Mood:
Gary didn't call today, which is actually surprising. I saw him briefly on Sunday, when driving back from work. I was trying to avoid him by pretending that I couldn't see him, but he was blocking me from getting over into the turn lane, so I had to look over at him and pretend that I didn't know he was there the whole time. He didn't look very happy, probably because I didn't look very happy to see him. I tried to smile, but I just couldn't believe it that I actually saw him. Just my luck. As soon as I am trying to avoid someone and give them the hint that I'm not intersted in seeing them anymore, I drive right next to them. That's my luck for you. He did call me that night though, and I should have picked up, but I didn't feel like breaking the bad news to him right then, since I was brushing my teeth, so I decided to ignore the call. I figured it wasn't about anything important since he didn't leave his number or a message. I don't understand the point of leaving your number as a text message when you call someone. He always does it, and it pisses me off. If you want me to call you back, leave me a voice mail, otherwise I'm just gonna figure it wasn't important enough to leave a message. So he didn't leave anything, very unlike him, but maybe a good sign that he's catching on to the breaking up vibe.
I have to be honest, I don't like being the one that avoids, but I am planning on telling him that I think it's best we stop seeing each other. From what I can tell, he wants something much more serious than I do. Truthfully though, I would love to have something serious in my life, just not with him. As mean as it sounds, it's the truth. It's pointless for us to date each other when I know that we're not meant to be together. I honestly can't understand why he's so insistent on this relationship, because when we're out together, I don't have fun, and I don't see how he can be. We've made out twice, once for maybe a minute, the first time a little longer. I'm not a slut or a fast mover, I'm just not used to only making out after the ninth date. Nothing wrong with it if he's a good kisser, but in this case, it's wrong. I've never been kissed like this before, and I am very lucky for that. I pray that I will not be kissed like this again. Every time we kiss, I try not to laugh. I feel like the woman in "Dumb and Dumber" when Jim Carrey kisses her and practically swallows her whole face! But they need to add the effect of him shoving his tongue quickly in and out of her mouth, side to side. This is not sexy! It feels disgusting, in all honesty. He's had serious girlfriends, I don't know how they would be able to put up with this.

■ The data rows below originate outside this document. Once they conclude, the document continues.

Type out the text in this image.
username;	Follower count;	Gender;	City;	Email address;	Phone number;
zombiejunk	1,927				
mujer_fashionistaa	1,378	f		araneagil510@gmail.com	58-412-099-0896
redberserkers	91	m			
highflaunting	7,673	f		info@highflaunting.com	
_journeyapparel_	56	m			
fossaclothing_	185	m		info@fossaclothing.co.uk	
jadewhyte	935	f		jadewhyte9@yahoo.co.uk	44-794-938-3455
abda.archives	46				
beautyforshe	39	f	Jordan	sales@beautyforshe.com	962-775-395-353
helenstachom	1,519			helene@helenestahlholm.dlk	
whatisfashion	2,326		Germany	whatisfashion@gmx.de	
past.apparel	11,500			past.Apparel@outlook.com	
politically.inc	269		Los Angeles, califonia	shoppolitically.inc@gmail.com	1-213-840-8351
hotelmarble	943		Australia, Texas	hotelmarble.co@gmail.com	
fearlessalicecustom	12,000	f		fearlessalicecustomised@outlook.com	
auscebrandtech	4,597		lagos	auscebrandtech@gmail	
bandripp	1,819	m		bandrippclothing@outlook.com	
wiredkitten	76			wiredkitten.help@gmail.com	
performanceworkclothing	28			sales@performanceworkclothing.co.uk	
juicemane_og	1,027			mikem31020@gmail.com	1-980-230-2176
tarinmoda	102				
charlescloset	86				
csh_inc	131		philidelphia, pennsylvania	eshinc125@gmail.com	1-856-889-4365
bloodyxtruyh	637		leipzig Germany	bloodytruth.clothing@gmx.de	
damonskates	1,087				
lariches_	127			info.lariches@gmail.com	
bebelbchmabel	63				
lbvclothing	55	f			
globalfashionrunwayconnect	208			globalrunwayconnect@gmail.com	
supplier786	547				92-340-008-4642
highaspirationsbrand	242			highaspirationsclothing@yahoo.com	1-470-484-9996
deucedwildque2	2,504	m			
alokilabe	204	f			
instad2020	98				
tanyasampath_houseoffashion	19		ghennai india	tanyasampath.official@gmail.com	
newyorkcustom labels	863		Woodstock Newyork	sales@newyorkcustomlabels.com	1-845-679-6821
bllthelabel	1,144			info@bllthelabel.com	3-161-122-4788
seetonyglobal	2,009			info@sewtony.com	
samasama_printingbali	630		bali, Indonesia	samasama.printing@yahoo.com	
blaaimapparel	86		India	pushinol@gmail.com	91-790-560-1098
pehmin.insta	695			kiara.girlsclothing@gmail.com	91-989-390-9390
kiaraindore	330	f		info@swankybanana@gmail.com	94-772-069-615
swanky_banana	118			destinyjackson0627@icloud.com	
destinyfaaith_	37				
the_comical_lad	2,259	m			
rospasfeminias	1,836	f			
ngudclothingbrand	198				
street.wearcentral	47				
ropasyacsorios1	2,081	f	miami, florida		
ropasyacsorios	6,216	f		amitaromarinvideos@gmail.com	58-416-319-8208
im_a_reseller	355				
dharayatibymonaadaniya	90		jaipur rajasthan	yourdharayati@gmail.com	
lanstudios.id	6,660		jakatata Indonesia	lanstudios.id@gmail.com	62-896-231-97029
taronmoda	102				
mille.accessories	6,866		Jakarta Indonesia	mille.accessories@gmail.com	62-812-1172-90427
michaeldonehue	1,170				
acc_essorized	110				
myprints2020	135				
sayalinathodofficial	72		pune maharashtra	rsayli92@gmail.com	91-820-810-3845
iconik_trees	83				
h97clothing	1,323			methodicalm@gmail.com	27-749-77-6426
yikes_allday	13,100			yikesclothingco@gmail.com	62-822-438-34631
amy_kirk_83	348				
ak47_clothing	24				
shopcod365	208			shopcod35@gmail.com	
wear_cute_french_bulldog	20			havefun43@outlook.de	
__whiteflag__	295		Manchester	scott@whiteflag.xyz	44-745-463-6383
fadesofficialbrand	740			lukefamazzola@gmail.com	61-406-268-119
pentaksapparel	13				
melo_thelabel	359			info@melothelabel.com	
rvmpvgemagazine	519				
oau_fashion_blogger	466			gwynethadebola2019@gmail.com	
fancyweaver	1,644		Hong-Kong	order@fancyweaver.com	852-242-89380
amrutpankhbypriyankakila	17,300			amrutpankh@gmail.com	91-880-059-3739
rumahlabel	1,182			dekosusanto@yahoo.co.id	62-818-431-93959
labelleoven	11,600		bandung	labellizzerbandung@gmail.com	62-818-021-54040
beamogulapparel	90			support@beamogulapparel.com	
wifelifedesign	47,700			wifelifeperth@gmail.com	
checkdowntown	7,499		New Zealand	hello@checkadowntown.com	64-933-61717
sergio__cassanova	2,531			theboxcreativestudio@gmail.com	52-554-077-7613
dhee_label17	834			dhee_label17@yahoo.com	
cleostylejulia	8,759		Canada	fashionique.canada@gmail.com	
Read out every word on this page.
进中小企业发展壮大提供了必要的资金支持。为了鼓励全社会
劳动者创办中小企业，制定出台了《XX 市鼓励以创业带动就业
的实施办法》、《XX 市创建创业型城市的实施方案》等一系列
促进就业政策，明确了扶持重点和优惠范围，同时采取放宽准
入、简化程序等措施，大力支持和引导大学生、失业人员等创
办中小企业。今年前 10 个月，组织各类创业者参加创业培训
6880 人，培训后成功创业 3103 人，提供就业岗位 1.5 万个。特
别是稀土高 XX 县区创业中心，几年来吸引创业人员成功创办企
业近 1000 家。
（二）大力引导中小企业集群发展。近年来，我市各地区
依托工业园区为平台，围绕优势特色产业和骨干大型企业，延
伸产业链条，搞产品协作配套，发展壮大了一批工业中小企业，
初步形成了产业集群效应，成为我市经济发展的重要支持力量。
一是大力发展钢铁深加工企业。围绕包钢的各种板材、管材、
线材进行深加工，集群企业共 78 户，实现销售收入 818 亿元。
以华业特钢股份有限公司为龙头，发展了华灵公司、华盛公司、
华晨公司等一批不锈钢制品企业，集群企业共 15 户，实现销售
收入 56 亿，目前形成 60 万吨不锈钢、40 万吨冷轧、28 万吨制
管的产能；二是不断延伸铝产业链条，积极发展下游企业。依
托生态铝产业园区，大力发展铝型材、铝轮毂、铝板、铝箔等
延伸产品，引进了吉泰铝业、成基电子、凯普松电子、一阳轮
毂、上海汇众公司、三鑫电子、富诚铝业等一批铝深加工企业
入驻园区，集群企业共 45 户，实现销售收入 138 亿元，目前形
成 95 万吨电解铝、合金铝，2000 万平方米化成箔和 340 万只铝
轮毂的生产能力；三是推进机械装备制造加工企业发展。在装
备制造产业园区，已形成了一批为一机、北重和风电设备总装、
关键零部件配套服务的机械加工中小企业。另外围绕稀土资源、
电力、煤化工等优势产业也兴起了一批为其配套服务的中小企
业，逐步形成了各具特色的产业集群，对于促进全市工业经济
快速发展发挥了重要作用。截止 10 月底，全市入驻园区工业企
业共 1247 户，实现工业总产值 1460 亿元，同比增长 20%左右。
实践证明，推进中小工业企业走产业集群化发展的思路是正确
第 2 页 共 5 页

So the fact that he hasn't called today, even though he said that he wanted to hang out tonight, is very interesting. He's either, 1) trying to test me to see if I'll call him (which I have sadly had men test me on before; I usually fail; once again, I blame my odd phobia of the phone); 2) he's realizing that I am a bitch and that he doesn't want to date me, 3) he's realizing that he deserves better treatment than this and has decided to stop calling me and in turn stop seeing me altogether; or 4) he's really busy with his Nutrition class, and doesn't have the time to call. Most likely, it's 1 or 2, maybe 3, but I'm betting on 1 and 2.
Gary is truly a great catch. He's attractive, very smart, and already has a great job lined up for himself. He would definitely be a great catch, but for some reason, we just don't click. I wish that we did, because I could work with him on the kissing thing, but there's no connection there. He doesn't make me laugh, and when he's being sarcastic, it's hard to tell if he's being sarcastic or just being weird. I know I'm probably letting go of the greatest guy I could date, but all I keep thinking about is Grant. Why? We're never going to work out, no matter how much I pray or try not to think about him, he despises me. (This is a case of the phone phobia striking another innocent victim.) I constantly ask myself why didn't you just call him? Why? Because I was scared. And isn't that the truth. Showing that I actually care enough about and for someone by calling them is a big step for me, and shows them how I feel, and I don't ever want anyone to know about my feelings. I hate being vulnerable and easy to read. But at the same time, I want a man who can read me, yet do it for the right reasons, and not vindictively.
Every woman wants a man who understands her quirks and eccentricities, and at the same time adores her for them. I wish I could get over Grant, but I don't know if I ever will. I keep thinking that he'll realize that we are perfect for each other, but then I just set myself up for sadness. Sometimes I wonder if that's when I'm happiest, as odd as that sounds. When things are going well, I'm very uncomfortable. But when there is sadness in my life, especially when its due to men, I feel comfortable, like that's the way life is supposed to be for me. I pray that it's not, but I constantly do stupid things that make my like sad. When will I learn?